Are you really on mumsnet describing a Long term partner, essentially wife and mother, as an obstacle to the affair you want to have, and asking for no judgement. I suggest you go and read any thread you can find on here by a woman with kids whose partner cheated....its not just some small detail in the story arc of your great romance. It's a crisis inducing nightmare.

I dont understand how anyone can start a relationship and believe in love when they build it on the flaming wreckage of somebody else's life.

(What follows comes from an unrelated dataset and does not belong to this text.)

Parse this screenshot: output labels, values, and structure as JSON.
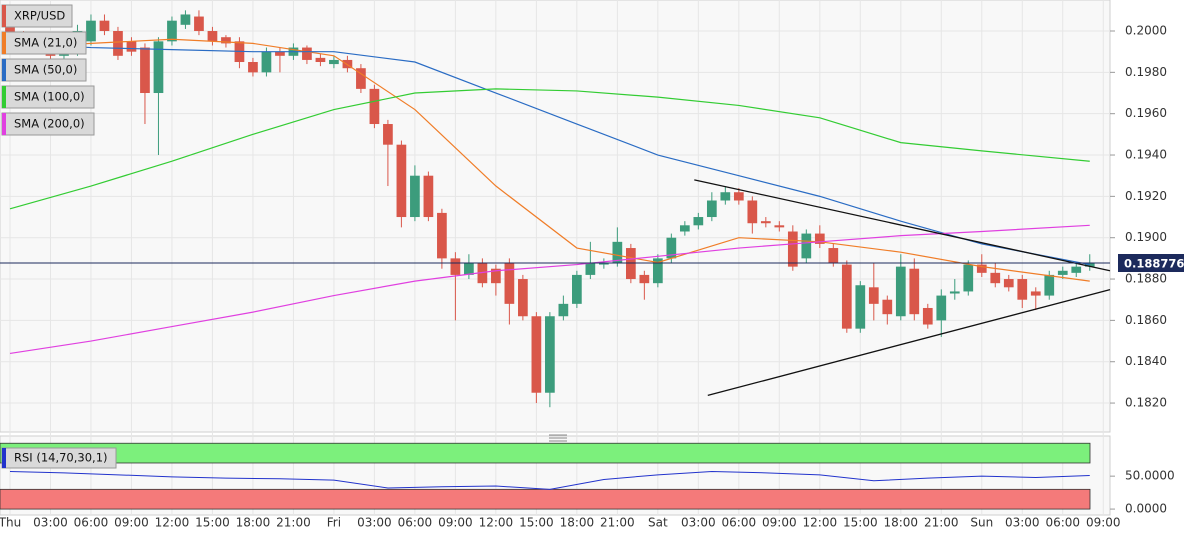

The only option for love without betrayal here is that you back right off and if he wants to leave his partner at some point, somewhere down the line, and he's properly single and you are too. Before that, the cost is too too high

supercali77 · 27/03/2023 10:57

As for moral compass. In the end, what we are is what we do.

igor · 27/03/2023 10:59

Call his LTP and see if she's good with it? Her response might be relevant

Brefugee · 27/03/2023 11:00

pack it in OP.

Brefugee · 27/03/2023 11:05
johnny depp fangirl challenge GIF

also your "moral compass"? is as accurate as Captain Jack Sparrow's

Rarar · 27/03/2023 11:06

You would be hurting other people (his partner and child in case it's not obvious to you!) for your own (selfish) gain, is that really the person you want to be OP? It saddens me how many women are willing to fuck over other women, where is your female solidarity?

Fourecks · 27/03/2023 11:47

I'm not going to scold you or try to appeal to your moral compass or female solidarity. I am going to ask why you are settling for so little?

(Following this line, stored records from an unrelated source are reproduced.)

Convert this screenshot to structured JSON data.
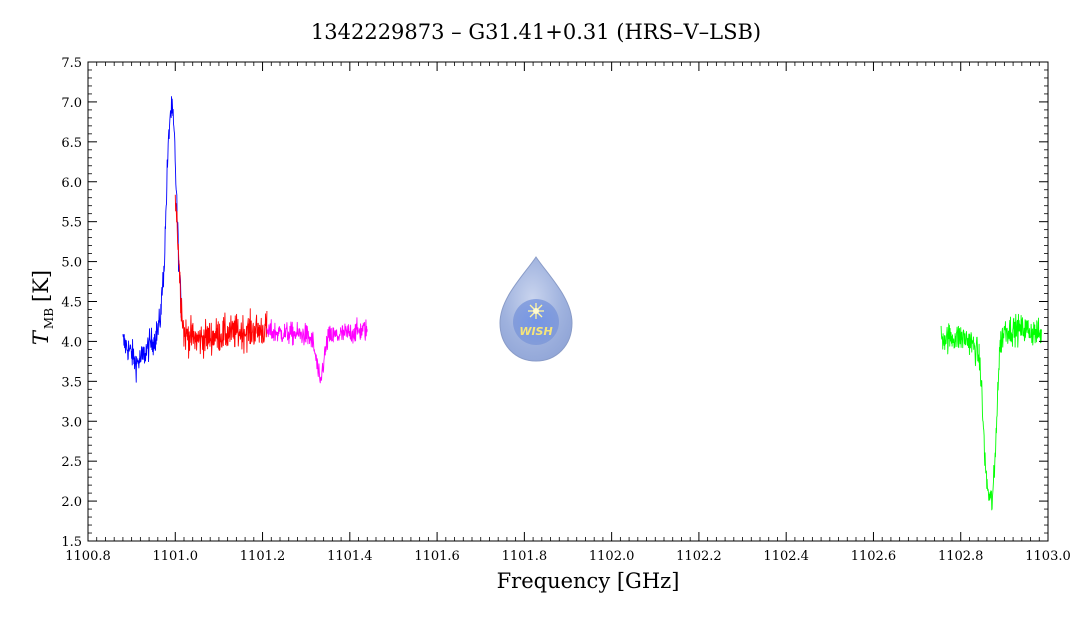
{
  "chart_data": {
    "type": "line",
    "title": "1342229873 – G31.41+0.31 (HRS–V–LSB)",
    "xlabel": "Frequency [GHz]",
    "ylabel_main": "T",
    "ylabel_sub": "MB",
    "ylabel_unit": "[K]",
    "xlim": [
      1100.8,
      1103.0
    ],
    "ylim": [
      1.5,
      7.5
    ],
    "xticks": [
      "1100.8",
      "1101.0",
      "1101.2",
      "1101.4",
      "1101.6",
      "1101.8",
      "1102.0",
      "1102.2",
      "1102.4",
      "1102.6",
      "1102.8",
      "1103.0"
    ],
    "yticks": [
      "1.5",
      "2.0",
      "2.5",
      "3.0",
      "3.5",
      "4.0",
      "4.5",
      "5.0",
      "5.5",
      "6.0",
      "6.5",
      "7.0",
      "7.5"
    ],
    "grid": false,
    "logo": {
      "text": "WISH"
    },
    "series": [
      {
        "color": "#0000ff",
        "x_range": [
          1100.88,
          1101.015
        ],
        "noise": 0.09,
        "profile": [
          [
            1100.88,
            4.0
          ],
          [
            1100.9,
            3.85
          ],
          [
            1100.91,
            3.72
          ],
          [
            1100.925,
            3.8
          ],
          [
            1100.94,
            3.95
          ],
          [
            1100.955,
            4.05
          ],
          [
            1100.965,
            4.25
          ],
          [
            1100.975,
            5.0
          ],
          [
            1100.982,
            6.2
          ],
          [
            1100.988,
            6.85
          ],
          [
            1100.993,
            6.9
          ],
          [
            1100.998,
            6.55
          ],
          [
            1101.003,
            5.8
          ],
          [
            1101.008,
            5.0
          ],
          [
            1101.015,
            4.3
          ]
        ]
      },
      {
        "color": "#ff0000",
        "x_range": [
          1101.0,
          1101.21
        ],
        "noise": 0.11,
        "profile": [
          [
            1101.0,
            5.9
          ],
          [
            1101.006,
            5.3
          ],
          [
            1101.012,
            4.6
          ],
          [
            1101.02,
            4.1
          ],
          [
            1101.05,
            4.02
          ],
          [
            1101.1,
            4.08
          ],
          [
            1101.15,
            4.12
          ],
          [
            1101.21,
            4.15
          ]
        ]
      },
      {
        "color": "#ff00ff",
        "x_range": [
          1101.21,
          1101.44
        ],
        "noise": 0.07,
        "profile": [
          [
            1101.21,
            4.12
          ],
          [
            1101.3,
            4.08
          ],
          [
            1101.315,
            4.0
          ],
          [
            1101.325,
            3.7
          ],
          [
            1101.332,
            3.45
          ],
          [
            1101.34,
            3.75
          ],
          [
            1101.35,
            4.05
          ],
          [
            1101.44,
            4.15
          ]
        ]
      },
      {
        "color": "#00ff00",
        "x_range": [
          1102.755,
          1102.985
        ],
        "noise": 0.09,
        "profile": [
          [
            1102.755,
            4.05
          ],
          [
            1102.8,
            4.05
          ],
          [
            1102.82,
            4.02
          ],
          [
            1102.84,
            3.85
          ],
          [
            1102.846,
            3.6
          ],
          [
            1102.852,
            2.9
          ],
          [
            1102.858,
            2.3
          ],
          [
            1102.865,
            2.05
          ],
          [
            1102.872,
            2.0
          ],
          [
            1102.878,
            2.4
          ],
          [
            1102.884,
            3.3
          ],
          [
            1102.89,
            3.95
          ],
          [
            1102.9,
            4.15
          ],
          [
            1102.95,
            4.15
          ],
          [
            1102.985,
            4.08
          ]
        ]
      }
    ]
  }
}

You are in the prime of your life and you think the best you can do is a man who will soon be on his way to 60 with significant baggage?

Contrast yourself with his current partner. You seem to think of her as an object of pity, the way you've managed to make it clear how much younger you are. But when she was around your age, she was landing herself a younger man who thought she was great enough to stay with for a long time and have a child with. Right now, all you're getting from him is crumbs and the best future he can offer is a relationship with a tawdry beginning, a no-doubt resentful stepchild and an ex who will be tied to him for life and who will have no interest in making your life smooth.

Do everyone a favour and step away.

HomeTheatreSystem · 27/03/2023 11:48

Step back from this disaster. What you're feeling for him is based on your fantasies about who and what you think he is: if his partner is a bit older than him then she's probably coping with the menopause and a teenager and possibly elderly parents and now the worry that her younger partner's head may be turned by a younger woman. That's who you're flirting with, a man who shows his partner of many years and the mother of his child, scant respect by flirting with you in the workplace and denigrating his relationship as one of "living in sin". If he found his relationship with his partner intolerable, he'd have left by now. And don't for one second think that colleagues haven't noticed the frisson between you two. You need to find a backbone and some self respect, and fast.

DeoForty · 27/03/2023 11:54

As a previous poster has said, I would urge you to be careful, not for his sake or his partner's, but for you. This is unlikely to result in a positive outcome for you (and even if it did, it will be an uphill climb which will erode any of the fizz and excitement you feel now).

It's a nice feeling. Take control and decide that that's all it is. Rant, rave and cry over the injustice, but don't bring the world down on top of you.

Leopardlives · 27/03/2023 11:59

I know you think people are being harsh OP. But they are right. We’ve all seen it happen, some of us have lived it. The emotional impression these guys make is huge, it feels irresistible. But it isn’t something you can have. It is a strength he is drawing from his stable home.

Acrylicpainter · 27/03/2023 12:00

Self control is what you're looking for. Partners and children are not obstacles to overcome.